Giovanni Morosini

Uit Wikipedia, de vrije encyclopedie
Bisschop Morosini van Verona

Giovanni Morosini (Venetië, 22 juli 1719Verona, 18 augustus 1789) was bisschop van Chioggia (1770-1772) en bisschop van Verona (1772-1789) in de republiek Venetië.[1]

Levensloop[bewerken | brontekst bewerken]

Morosini trad in bij de benedictijnen van het San Giorgio Maggioreklooster in Venetië. Doge Alvise IV Mocenigo benoemde hem tot bisschop van Chioggia (1770) gelegen in de Lagune van Venetië, wat paus Clemens XIV bevestigde. Morosini bleef wonen in het klooster in Venetië, op het eiland San Giorgio Maggiore.

In 1772 kreeg Morosoni een overplaatsing van de doge naar het bisdom Verona. Vanuit Venetië liet hij de Veronezen weten een sobere intocht te willen want hij was een sobere monnik. Doch zijn intrede in Verona was groots. Dit was te danken aan het kapittel van kanunniken in Verona.

Het bestuur van Morosini was gekenmerkt door de uitbouw van het priesterseminarie, zowel in lokalen als in lessen.
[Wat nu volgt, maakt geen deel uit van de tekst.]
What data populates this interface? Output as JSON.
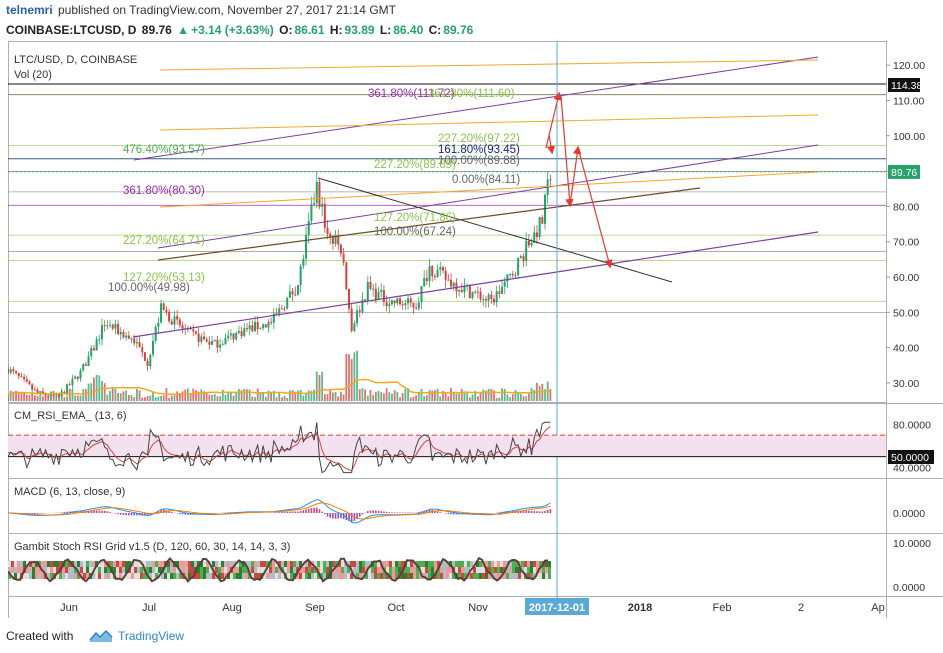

In de jaren 1781-1782 hield hij een synode met alle priesters van het bisdom.[2]

In 1782 reisde paus Pius VI naar Wenen om de kerkenpolitiek van keizer Jozef II van het Heilige Roomse Rijk, het jozefinisme genaamd, aan te klagen. In mei 1782 trok hij Verona binnen, op terugreis van Wenen. De paus bezocht de bibliotheek van het kapittel en de Arena van Verona die vol gelopen was met volk. Pius VI verbleef in het klooster van de dominicanen en niet op het bisschoppelijk paleis. Morosini was namelijk afwezig die dagen, officieel wegens ziekte. Kardinaal Pietro Colonna Panfili was naar Verona gekomen om de paus tegemoet te reizen. De kardinaal moest in een herberg verblijven, wat de paus stoorde.[3] Bovendien overleed de kardinaal in de herberg ten gevolge van een ziekte die hij opgelopen had.

Morosini overleed in Verona in 1789 en werd in de kathedraal begraven, in de kapel van het Allerheiligste Sacrament.